En realidad el error era de ella por no haber advertido a tiempo al
Secretario de Educación, pero no lo dijo.
-Ahora que la situación está totalmente clara -dijo Roy en tono
concluyente- y la señora parece haberse calmado, creo que podemos salir de aquí
y comenzar a trabajar en la solución de este lío.
-No tan rápido -Saldeston volvía a levantar la voz-. Acabo de reunirme
de urgencia con el Gabinete, y tienen que saber que sólo vamos a autorizar la
investigación con estas condiciones: La titularidad de la patente será del
Gobierno de Nora -Roy se llevó una mano a la cara- quien encargará el
desarrollo de los tratamientos a Laboratorios Almuzsen en colaboración con
voluntarios indígenas, quienes no recibirán ninguna clase de arma en gratificación.

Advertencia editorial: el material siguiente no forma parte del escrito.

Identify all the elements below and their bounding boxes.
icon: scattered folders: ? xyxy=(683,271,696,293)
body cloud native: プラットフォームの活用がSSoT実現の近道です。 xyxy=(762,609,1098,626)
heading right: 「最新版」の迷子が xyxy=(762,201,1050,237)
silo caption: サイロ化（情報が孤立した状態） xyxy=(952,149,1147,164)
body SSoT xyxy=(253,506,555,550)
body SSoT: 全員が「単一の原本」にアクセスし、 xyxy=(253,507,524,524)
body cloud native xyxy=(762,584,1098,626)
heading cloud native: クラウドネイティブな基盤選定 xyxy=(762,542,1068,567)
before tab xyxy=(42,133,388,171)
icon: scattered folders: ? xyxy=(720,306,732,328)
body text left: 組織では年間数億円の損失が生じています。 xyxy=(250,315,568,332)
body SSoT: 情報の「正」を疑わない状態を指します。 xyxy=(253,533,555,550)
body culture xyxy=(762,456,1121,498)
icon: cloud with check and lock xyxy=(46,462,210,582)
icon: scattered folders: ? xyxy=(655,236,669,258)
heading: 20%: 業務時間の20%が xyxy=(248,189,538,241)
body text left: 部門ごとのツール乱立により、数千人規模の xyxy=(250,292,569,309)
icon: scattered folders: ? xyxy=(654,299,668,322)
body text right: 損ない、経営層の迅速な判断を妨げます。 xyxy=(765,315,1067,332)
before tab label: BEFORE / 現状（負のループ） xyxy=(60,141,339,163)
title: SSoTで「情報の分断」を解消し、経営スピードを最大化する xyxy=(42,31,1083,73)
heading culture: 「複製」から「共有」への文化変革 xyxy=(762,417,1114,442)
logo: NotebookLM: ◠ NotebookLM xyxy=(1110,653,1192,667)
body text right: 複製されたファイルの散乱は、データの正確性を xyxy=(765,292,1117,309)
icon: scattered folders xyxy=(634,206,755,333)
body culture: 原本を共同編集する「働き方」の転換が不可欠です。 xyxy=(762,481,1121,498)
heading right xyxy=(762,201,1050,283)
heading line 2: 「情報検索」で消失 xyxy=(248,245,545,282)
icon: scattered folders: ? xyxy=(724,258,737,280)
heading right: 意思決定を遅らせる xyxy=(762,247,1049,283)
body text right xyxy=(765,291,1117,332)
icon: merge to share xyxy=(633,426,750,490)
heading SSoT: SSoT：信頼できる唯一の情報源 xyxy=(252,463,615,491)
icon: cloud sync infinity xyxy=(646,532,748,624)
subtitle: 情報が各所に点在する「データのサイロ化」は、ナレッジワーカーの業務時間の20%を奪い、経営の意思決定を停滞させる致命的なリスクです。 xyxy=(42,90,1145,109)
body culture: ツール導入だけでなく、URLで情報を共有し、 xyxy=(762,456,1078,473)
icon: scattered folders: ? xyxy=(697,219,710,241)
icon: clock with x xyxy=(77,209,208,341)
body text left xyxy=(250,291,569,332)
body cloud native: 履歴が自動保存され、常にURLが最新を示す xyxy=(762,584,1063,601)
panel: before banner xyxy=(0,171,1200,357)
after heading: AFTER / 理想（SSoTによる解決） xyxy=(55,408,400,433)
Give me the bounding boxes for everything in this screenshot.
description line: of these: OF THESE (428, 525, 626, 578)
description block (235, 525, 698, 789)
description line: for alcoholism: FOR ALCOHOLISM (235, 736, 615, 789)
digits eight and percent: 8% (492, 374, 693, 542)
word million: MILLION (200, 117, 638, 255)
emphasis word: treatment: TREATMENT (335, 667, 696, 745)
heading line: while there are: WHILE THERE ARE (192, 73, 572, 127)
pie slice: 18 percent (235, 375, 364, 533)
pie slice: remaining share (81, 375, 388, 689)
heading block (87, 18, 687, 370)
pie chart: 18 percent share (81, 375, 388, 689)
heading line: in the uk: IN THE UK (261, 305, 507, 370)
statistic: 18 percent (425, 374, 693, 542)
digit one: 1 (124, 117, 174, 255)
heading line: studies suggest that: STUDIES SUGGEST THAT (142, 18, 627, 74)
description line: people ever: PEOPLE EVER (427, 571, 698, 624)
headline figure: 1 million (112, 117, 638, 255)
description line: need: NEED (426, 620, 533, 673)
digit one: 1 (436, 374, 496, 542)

Fijaremos el precio y las condiciones de comercialización, con unos generosos
honorarios para ustedes, como siempre hacemos
-¿O si no? -Se le había quitado la verborrea de repente.
-Encontraremos algún motivo para investigar sus experimentos al borde
de la legalidad, su contrabando de especies o… qué sé yo, quizá surja una
amenaza ficticia que aconseje nacionalizar su sector armamentístico.
Tras dejar a Roy noqueado, hizo otra seña a los de fuera y salió,
arrastrando consigo al doctor.
-Se han pasado casi veinte minutos ahí dentro -protestó el carcelero.
-Y por cierto -Saldeston le volvió a ignorar y habló a los dos gatos:
-El Reglamento de Separación sigue en vigor. Ahora, tenemos muchos
documentos que firmar.
Sul y Nago se miraron resignados, pero contentos. Si el proyecto tenía
éxito, pronto dejaría de haber motivos reales para la separación.
***
Roy Almuzen supervisaba la sala donde trabajaba una joven morena y de
belleza contundente. Su cabello ondulado caía suelto sobre la bata blanca,
recogido en las orejas para no estorbarle la vista mientras trataba. Le estaba
extrayendo una muestra de piel para biopsia a una niña con el dorso y las
extremidades oscuras y la barriga blanquecina. Un rabito se agitaba nervioso
tras de ella cada vez que la mujer hurgaba en su escarificación anestesiada, y
un par de llamativas orejas felinas, las mismas que los adultos norios nunca se
atrevían a mostrar, coronaban su cabecita.